Posted by arbrealettres sur 7 Mai 2024



 

… à l’endroit où nous étions arrêtés se trouvait justement une poterne.
« Regarde cette poterne, gnome, lui dis-je encore.
Elle a deux issues. Deux chemins se rejoignent ici ; nul ne les a suivis jusqu’au bout.
Cette longue route qui s’allonge derrière nous dure une éternité.

Et cette longue route qui s’étire devant nous, c’est une autre éternité.
Ces chemins se contrecarrent ; ils se heurtent du front,
et c’est ici, sous cette poterne, qu’ils se rencontrent.
Le nom de la poterne est inscrit au fronton: « Instant».

Mais si quelqu’un suivait l’une de ces routes, sans arrêt et jusqu’au bout,
crois-tu, gnome, que ces routes s’opposeraient toujours?
« Tout ce qui est droit est menteur, murmura le nain d’un ton méprisant.
Toute vérité est courbe, le temps lui-même est un cercle. »

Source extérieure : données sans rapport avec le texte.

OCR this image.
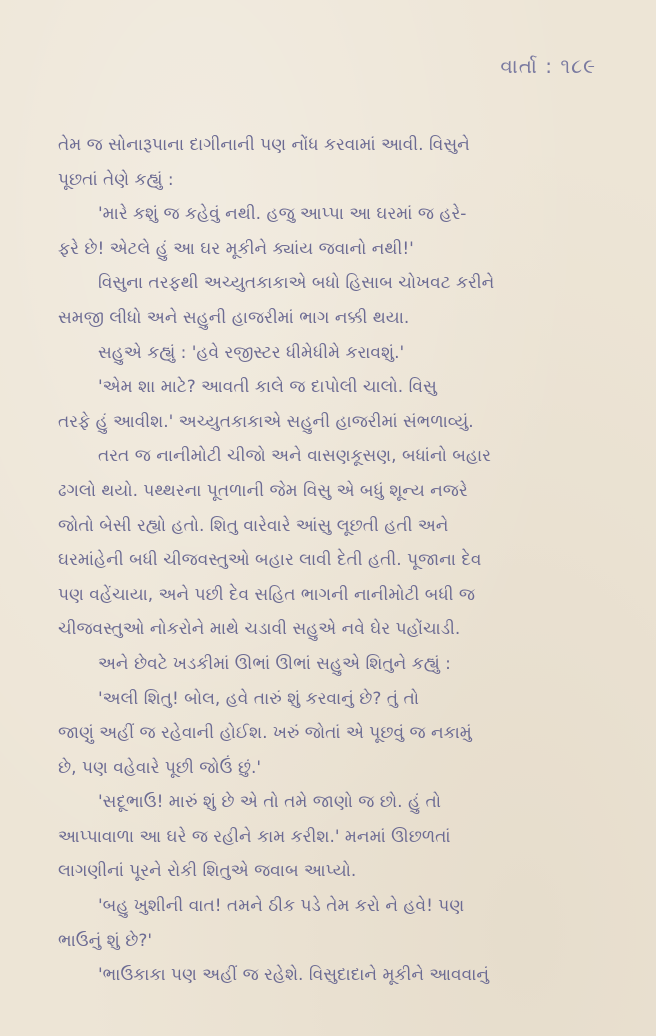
વાર્તા : ૧૮૯

તેમ જ સોનારૂપાના દાગીનાની પણ નોંધ કરવામાં આવી. વિસુને
પૂછતાં તેણે કહ્યું :

'મારે કશું જ કહેવું નથી. હજુ આપ્પા આ ઘરમાં જ હરે-
ફરે છે! એટલે હું આ ઘર મૂકીને ક્યાંય જવાનો નથી!'

વિસુના તરફથી અચ્યુતકાકાએ બધો હિસાબ ચોખવટ કરીને
સમજી લીધો અને સહુની હાજરીમાં ભાગ નક્કી થયા.

સહુએ કહ્યું : 'હવે રજીસ્ટર ધીમેધીમે કરાવશું.'

'એમ શા માટે? આવતી કાલે જ દાપોલી ચાલો. વિસુ
તરફે હું આવીશ.' અચ્યુતકાકાએ સહુની હાજરીમાં સંભળાવ્યું.

તરત જ નાનીમોટી ચીજો અને વાસણકૂસણ, બધાંનો બહાર
ઢગલો થયો. પથ્થરના પૂતળાની જેમ વિસુ એ બધું શૂન્ય નજરે
જોતો બેસી રહ્યો હતો. શિતુ વારેવારે આંસુ લૂછતી હતી અને
ઘરમાંહેની બધી ચીજવસ્તુઓ બહાર લાવી દેતી હતી. પૂજાના દેવ
પણ વહેંચાયા, અને પછી દેવ સહિત ભાગની નાનીમોટી બધી જ
ચીજવસ્તુઓ નોકરોને માથે ચડાવી સહુએ નવે ઘેર પહોંચાડી.

અને છેવટે ખડકીમાં ઊભાં ઊભાં સહુએ શિતુને કહ્યું :

'અલી શિતુ! બોલ, હવે તારું શું કરવાનું છે? તું તો
જાણું અહીં જ રહેવાની હોઈશ. ખરું જોતાં એ પૂછવું જ નકામું
છે, પણ વહેવારે પૂછી જોઉં છું.'

'સદૂભાઉ! મારું શું છે એ તો તમે જાણો જ છો. હું તો
આપ્પાવાળા આ ઘરે જ રહીને કામ કરીશ.' મનમાં ઊછળતાં
લાગણીનાં પૂરને રોકી શિતુએ જવાબ આપ્યો.

'બહુ ખુશીની વાત! તમને ઠીક પડે તેમ કરો ને હવે! પણ
ભાઉનું શું છે?'

'ભાઉકાકા પણ અહીં જ રહેશે. વિસુદાદાને મૂકીને આવવાનું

«Esprit de Pesanteur, dis-je avec colère, ne prends pas tout ainsi à la légère,
ou je te laisse accroupi où tu es, pied-bot – et je t’ai pourtant porté haut!
Regarde, lui dis-je, cet instant.
A partir de cette poterne de l’instant une longue route,
une route éternelle s’étend en arrière de nous;

il y a une éternité derrière nous.
Tout ce qui de toutes choses est apte à courir n’a-t-il pas dû, nécessairement,
parcourir une fois cette route?
Tout ce qui peut arriver, entre toutes les choses, ne doit-il pas déjà être arrivé,
s’être accompli, être passé?

Et si tout ce qui est a déjà été, que penses-tu de cet instant, nain?
Cette poterne ne doit-elle pas aussi avoir déjà été?
Et toutes choses ne sont-elles pas si solidement enchevêtrées
que cet instant présent entraîne à sa suite toutes les choses futures?
Et lui-même aussi par conséquent ?

Car ce qui de toutes choses est apte à courir devra parcourir une fois encore
cette longue route qui s’éloigne devant nous!
Et cette lente araignée qui rampe au clair de lune,
et ce clair de lune et toi et moi sous cette poterne,
parlant à voix basse de choses éternelles
– ne faut-il pas, de toute nécessité, que les uns et les autres nous ayons déjà existé ?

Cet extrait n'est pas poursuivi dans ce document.